Quelle anime poi hanno una volontà in tutto conforme a quella di Dio; così Dio nella sua bontà fa sentire loro l’amore infinito che per esse nutre, per cui dal lato della volontà, sono veramente e completamente felici. E nondimeno soffrono orribilmente, poiché l’amore non vale ad impedire che sentano di soffrire. Anzi il loro amore verso Dio si converte in istrumento di sofferenza, perché possedute come sono dal desiderio di vederlo e di unirsi a lui, tanto più soffrono quanto più quella vista e quell’unione vengono ritardate. «Perciò questo ritardo che trovano le anime cagiona loro pena intollerabile; poiché mentre dalla grazia sono loro mostrate quelle perfezioni, non potendole esse raggiungere, e sapendo tuttavia di esser destinate a possederle, ne soffrono immensamente. La stima ch’esse hanno di Dio cresce in relazione della conoscenza che ne hanno, e questa conoscenza aumenta a misura che l’anima si spoglia dei residui del peccato.
L’anima dunque è felice in questo stato, ma felice come il martire sul rogo, felice di una felicità tutta pura, tutta soprannaturale, e che il mondo non può arrivare a comprendere. Come il martire, prosegue a dire la Santa, che si lascia uccidere prima di offender Dio, sente dì morire, ma disprezza la morte per lo zelo che il Signore gli dà; così l’anima conoscendo le disposizioni di Dio a suo riguardo, stima più queste che tutti i tormenti interiori ed esteriori per terribili che possano essere, e questo perché Dio, pel quale essa agisce così, eccede infinitamente ogni cosa che sentire e immaginare si possa. E poiché l’occupazione che Dio dà all’anima di sé la tiene tanto assorbita nella contemplazione della sua maestà, avviene che l’anima d’altro non può fare stima, d’altro non può curarsi che di lui».
– Or che dovremo concludere da tutto ciò?

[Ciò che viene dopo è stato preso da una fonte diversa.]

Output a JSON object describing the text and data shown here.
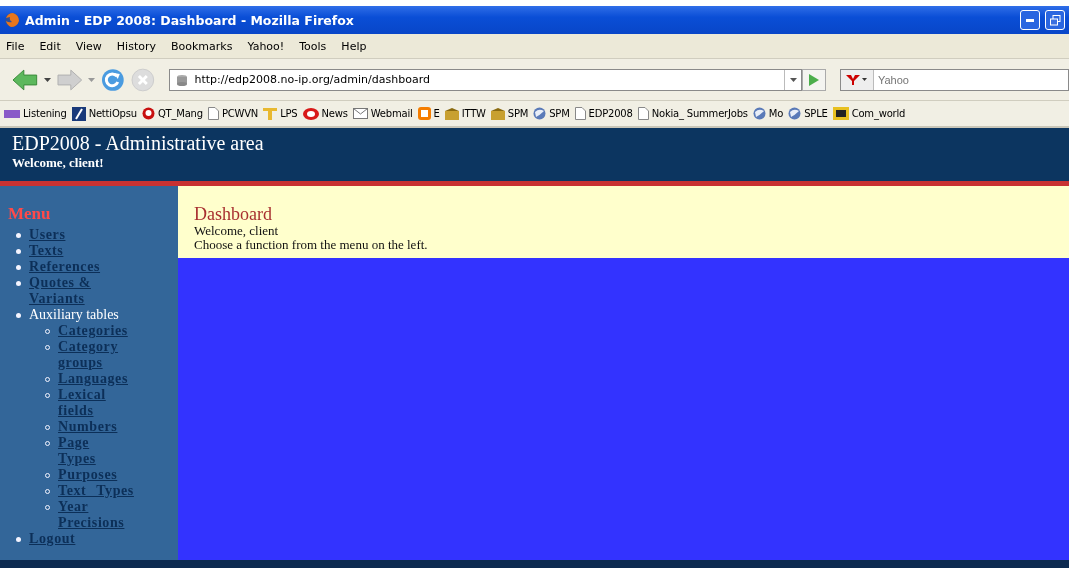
{
  "window": {
    "title": "Admin - EDP 2008: Dashboard - Mozilla Firefox"
  },
  "menu_bar": [
    "File",
    "Edit",
    "View",
    "History",
    "Bookmarks",
    "Yahoo!",
    "Tools",
    "Help"
  ],
  "address_bar": {
    "value": "http://edp2008.no-ip.org/admin/dashboard"
  },
  "search": {
    "placeholder": "Yahoo"
  },
  "bookmarks": [
    {
      "label": "Listening"
    },
    {
      "label": "NettiOpsu"
    },
    {
      "label": "QT_Mang"
    },
    {
      "label": "PCWVN"
    },
    {
      "label": "LPS"
    },
    {
      "label": "News"
    },
    {
      "label": "Webmail"
    },
    {
      "label": "E"
    },
    {
      "label": "ITTW"
    },
    {
      "label": "SPM"
    },
    {
      "label": "SPM"
    },
    {
      "label": "EDP2008"
    },
    {
      "label": "Nokia_ SummerJobs"
    },
    {
      "label": "Mo"
    },
    {
      "label": "SPLE"
    },
    {
      "label": "Com_world"
    }
  ],
  "site_header": {
    "title": "EDP2008 - Administrative area",
    "subtitle": "Welcome, client!"
  },
  "sidebar": {
    "heading": "Menu",
    "items": [
      {
        "label": "Users",
        "kind": "link"
      },
      {
        "label": "Texts",
        "kind": "link"
      },
      {
        "label": "References",
        "kind": "link"
      },
      {
        "label": "Quotes & Variants",
        "kind": "link"
      },
      {
        "label": "Auxiliary tables",
        "kind": "label",
        "children": [
          {
            "label": "Categories",
            "kind": "link"
          },
          {
            "label": "Category groups",
            "kind": "link"
          },
          {
            "label": "Languages",
            "kind": "link"
          },
          {
            "label": "Lexical fields",
            "kind": "link"
          },
          {
            "label": "Numbers",
            "kind": "link"
          },
          {
            "label": "Page Types",
            "kind": "link"
          },
          {
            "label": "Purposes",
            "kind": "link"
          },
          {
            "label": "Text Types",
            "kind": "link"
          },
          {
            "label": "Year Precisions",
            "kind": "link"
          }
        ]
      },
      {
        "label": "Logout",
        "kind": "link"
      }
    ]
  },
  "content": {
    "heading": "Dashboard",
    "lines": [
      "Welcome, client",
      "Choose a function from the menu on the left."
    ]
  }
}
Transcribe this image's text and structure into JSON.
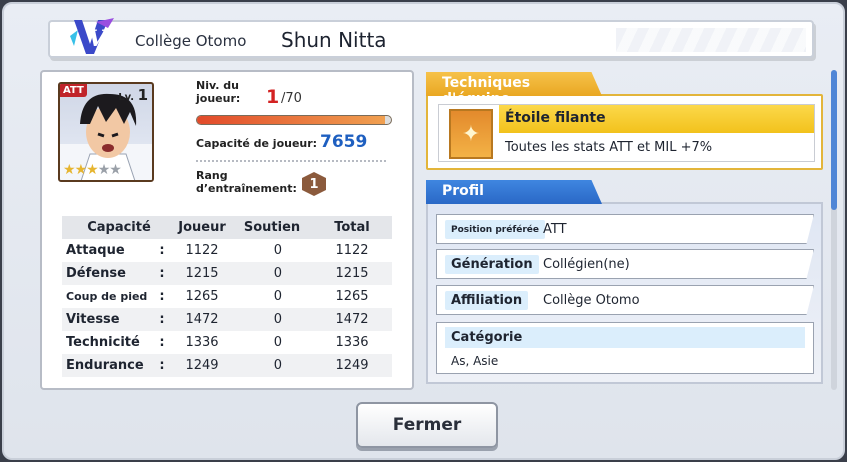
{
  "header": {
    "logo_text": "V",
    "school": "Collège Otomo",
    "player_name": "Shun Nitta"
  },
  "card": {
    "position_badge": "ATT",
    "level_prefix": "Lv.",
    "level": "1",
    "stars": {
      "filled": 3,
      "total": 5
    }
  },
  "player": {
    "level_label": "Niv. du joueur:",
    "level_current": "1",
    "level_max": "/70",
    "level_progress": 0.0,
    "capacity_label": "Capacité de joueur:",
    "capacity_value": "7659",
    "rank_label": "Rang d’entraînement:",
    "rank_value": "1"
  },
  "stats": {
    "headers": [
      "Capacité",
      "Joueur",
      "Soutien",
      "Total"
    ],
    "rows": [
      {
        "name": "Attaque",
        "player": "1122",
        "support": "0",
        "total": "1122"
      },
      {
        "name": "Défense",
        "player": "1215",
        "support": "0",
        "total": "1215"
      },
      {
        "name": "Coup de pied",
        "player": "1265",
        "support": "0",
        "total": "1265"
      },
      {
        "name": "Vitesse",
        "player": "1472",
        "support": "0",
        "total": "1472"
      },
      {
        "name": "Technicité",
        "player": "1336",
        "support": "0",
        "total": "1336"
      },
      {
        "name": "Endurance",
        "player": "1249",
        "support": "0",
        "total": "1249"
      }
    ]
  },
  "techniques": {
    "tab_label": "Techniques d'équipe",
    "name": "Étoile filante",
    "description": "Toutes les stats ATT et MIL +7%"
  },
  "profile": {
    "tab_label": "Profil",
    "preferred_position_label": "Position préférée",
    "preferred_position_value": "ATT",
    "generation_label": "Génération",
    "generation_value": "Collégien(ne)",
    "affiliation_label": "Affiliation",
    "affiliation_value": "Collège Otomo",
    "category_label": "Catégorie",
    "category_value": "As, Asie"
  },
  "buttons": {
    "close": "Fermer"
  },
  "colors": {
    "level_red": "#d32222",
    "capacity_blue": "#1e5fc0",
    "tech_gold": "#f2c21c",
    "profile_blue": "#2a68c6"
  }
}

Forse che dovremo vivere spensieratamente senza preoccuparci della nostra sorte avvenire? Giammai, perché questo sarebbe un disprezzare e contraddire gli avvertimenti de’ Santi. Finiremo dunque con quell’ardente esortazione che S. Caterina da Genova rivolge a tal proposito a tutti gli uomini che vivono nel mondo: «Vorrei, essa dice, poter gridare sì forte, che tutti gli uomini che sono sopra la terra mi udissero e si spaventassero, e vorrei dir loro; Oh miseri! perché vi lasciate così accecare da questo mondo, da non pensare a premunirvi da quelle grandi e crudeli necessità nelle quali vi troverete in punto di morte? Voi vi credete al coperto sotto la speranza della misericordia di Dio, la quale dite essere tanto grande; ma non vedete che appunto tanta bontà di Dio vi aggraverà nel giudizio?
Miserabili! Voi agite contro la volontà d’un tanto buon Signore. La sua bontà vi dovrebbe consigliare a sottomettervi a tutti i suoi comandi e a non disubbidirgli colla speranza del perdono, poiché la sua giustizia non potrà mancare, ma bisognerà che in un modo o nell’altro sia soddisfatta pienamente. Non vi illudete dicendo: io mi confesserò, guadagnerò un’indulgenza plenaria, sarò in quel punto purgato da tutti i miei peccati, e così andrò salvo. Pensate che la confessione e contrizione tanto necessarie per guadagnare tale indulgenza, sono così difficili ad aversi, che se lo sapeste appieno, tremereste dalla paura e sareste più certi di non averle che di poterle guadagnare».